After an extended stay, we decided to continue up the trail. Near the top of the ravine was a great view north, featuring the snowy peaks of the southern Presidentials and Crawford Notch. Even Washington’s summit was in the clear.
Next, we embarked on a quick off-trail adventure to a little ledge that Steve Smith had told me about, less than a half-mile off the trail. Reality set in as we trudged slowly across a beautiful birch glade, our snowshoes failing to find floatation of any kind on the 3 feet of loose powder which had drifted in onto the ridge. What a difference from the well-trodden trail we had just left!
But, it was more than worth it! After a quick shove through a patch of spruce, we clambered over a slight rise out into the open with the great bulk of Passaconaway looming before us, surrounded by a panorama of the Sandwich range wilderness, as well as the great Pemi to the north.
After a well-deserved lunch break, we returned on the trail we had just broken and decided to continue up the mountain. The quiet and calm that had been present all day was broken as we came out of the scrub above treeline. Out of nowhere, the wind began blowing and the temperature seemed to drop ten degrees. The great mass of Chocorua rose up over the small trees to loom at us, looking close enough to touch.
After a pause to layer up, we headed towards the summit.

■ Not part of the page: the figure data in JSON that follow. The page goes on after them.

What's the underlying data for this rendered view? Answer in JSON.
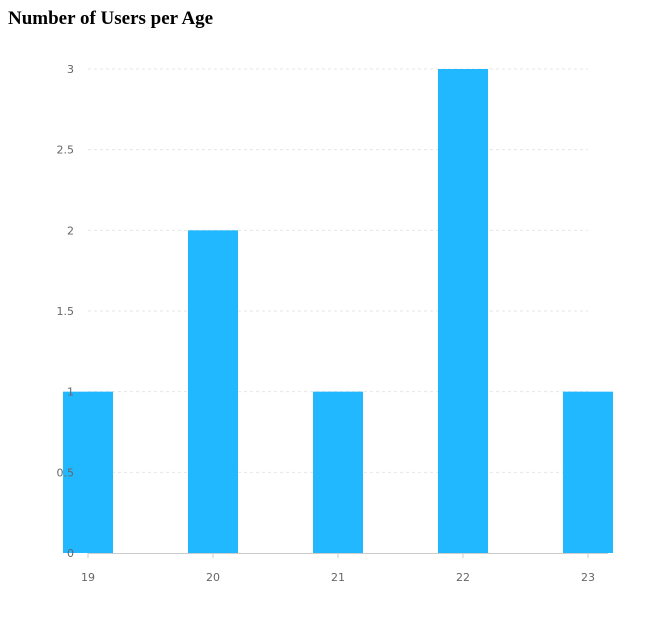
{
  "title": "Number of Users per Age",
  "chart_data": {
    "type": "bar",
    "title": "Number of Users per Age",
    "xlabel": "",
    "ylabel": "",
    "categories": [
      "19",
      "20",
      "21",
      "22",
      "23"
    ],
    "values": [
      1,
      2,
      1,
      3,
      1
    ],
    "x_values": [
      19,
      20,
      21,
      22,
      23
    ],
    "xlim": [
      19,
      23
    ],
    "ylim": [
      0,
      3
    ],
    "y_ticks": [
      0,
      0.5,
      1,
      1.5,
      2,
      2.5,
      3
    ],
    "y_tick_labels": [
      "0",
      "0.5",
      "1",
      "1.5",
      "2",
      "2.5",
      "3"
    ],
    "x_ticks": [
      19,
      20,
      21,
      22,
      23
    ],
    "x_tick_labels": [
      "19",
      "20",
      "21",
      "22",
      "23"
    ],
    "grid": "horizontal-dashed",
    "legend": "none",
    "colors": {
      "bar": "#22b8ff",
      "grid": "#e6e6e6",
      "axis": "#cccccc",
      "tick_text": "#666666"
    }
  }
}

The snow cover became less and less, until only rocks, ice, and more ice were left to walk apon. Not originally planning on coming this far, we had not packed crampons or other above-treeline equipment. But we decided to continue for as long as we felt comfortable, which ended at the last little hump about a tenth of a mile from the peak.

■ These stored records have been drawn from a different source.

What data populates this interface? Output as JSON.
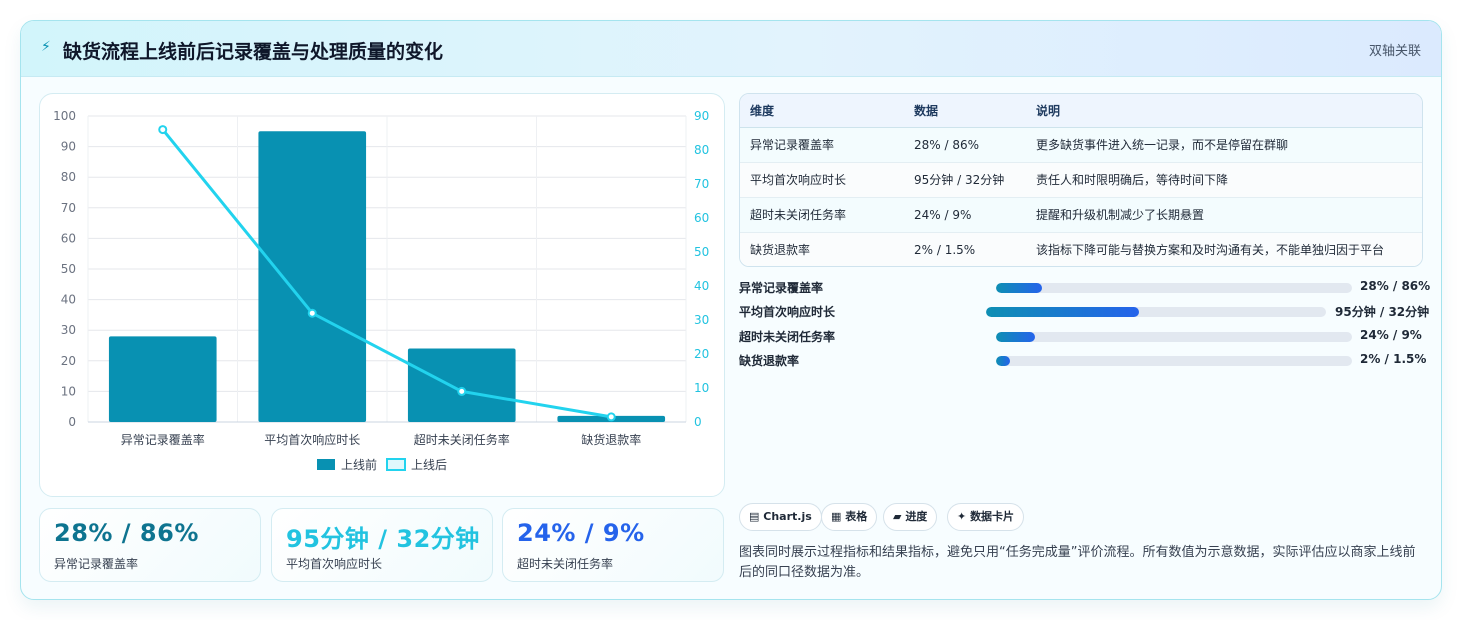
{
  "header": {
    "icon": "lightning-icon",
    "title": "缺货流程上线前后记录覆盖与处理质量的变化",
    "tag": "双轴关联"
  },
  "chart_data": {
    "type": "bar",
    "categories": [
      "异常记录覆盖率",
      "平均首次响应时长",
      "超时未关闭任务率",
      "缺货退款率"
    ],
    "series": [
      {
        "name": "上线前",
        "type": "bar",
        "axis": "left",
        "values": [
          28,
          95,
          24,
          2
        ],
        "color": "#0891b2"
      },
      {
        "name": "上线后",
        "type": "line",
        "axis": "right",
        "values": [
          86,
          32,
          9,
          1.5
        ],
        "color": "#22d3ee"
      }
    ],
    "y_left": {
      "min": 0,
      "max": 100,
      "ticks": [
        0,
        10,
        20,
        30,
        40,
        50,
        60,
        70,
        80,
        90,
        100
      ]
    },
    "y_right": {
      "min": 0,
      "max": 90,
      "ticks": [
        0,
        10,
        20,
        30,
        40,
        50,
        60,
        70,
        80,
        90
      ]
    },
    "grid": true,
    "legend": "bottom"
  },
  "kpis": [
    {
      "value": "28% / 86%",
      "label": "异常记录覆盖率",
      "color": "#0e7490"
    },
    {
      "value": "95分钟 / 32分钟",
      "label": "平均首次响应时长",
      "color": "#22c3e0"
    },
    {
      "value": "24% / 9%",
      "label": "超时未关闭任务率",
      "color": "#2563eb"
    }
  ],
  "table": {
    "headers": [
      "维度",
      "数据",
      "说明"
    ],
    "rows": [
      [
        "异常记录覆盖率",
        "28% / 86%",
        "更多缺货事件进入统一记录，而不是停留在群聊"
      ],
      [
        "平均首次响应时长",
        "95分钟 / 32分钟",
        "责任人和时限明确后，等待时间下降"
      ],
      [
        "超时未关闭任务率",
        "24% / 9%",
        "提醒和升级机制减少了长期悬置"
      ],
      [
        "缺货退款率",
        "2% / 1.5%",
        "该指标下降可能与替换方案和及时沟通有关，不能单独归因于平台"
      ]
    ]
  },
  "progress": [
    {
      "label": "异常记录覆盖率",
      "value": "28% / 86%",
      "fill": 0.13
    },
    {
      "label": "平均首次响应时长",
      "value": "95分钟 / 32分钟",
      "fill": 0.45
    },
    {
      "label": "超时未关闭任务率",
      "value": "24% / 9%",
      "fill": 0.11
    },
    {
      "label": "缺货退款率",
      "value": "2% / 1.5%",
      "fill": 0.04
    }
  ],
  "chips": [
    {
      "icon": "chart-icon",
      "label": "Chart.js"
    },
    {
      "icon": "table-icon",
      "label": "表格"
    },
    {
      "icon": "progress-icon",
      "label": "进度"
    },
    {
      "icon": "sparkle-icon",
      "label": "数据卡片"
    }
  ],
  "note": "图表同时展示过程指标和结果指标，避免只用“任务完成量”评价流程。所有数值为示意数据，实际评估应以商家上线前后的同口径数据为准。"
}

We were fairly sure we could make it the rest of the way, but with the cold, the wind, and a slab of ice before us sloping down to the edge of a deep ledge, we made our last stand there in the shelter of the rocks. Chocorua is more impressive viewed from below it’s summit than from perched above, and we could not see the sense in taking the risk of a slip into the abyss just to “bag” this peak again. Carefully, we worked our way back down into the scrub.
Not to go away empty handed, though, we conquered Middle Sister instead!
The trip down was a quick run on well packed trails and illegal switchback-cutting ski trails which ended up getting both of us covered in snow and laughing at our own expense. Another great winter day in the mountains!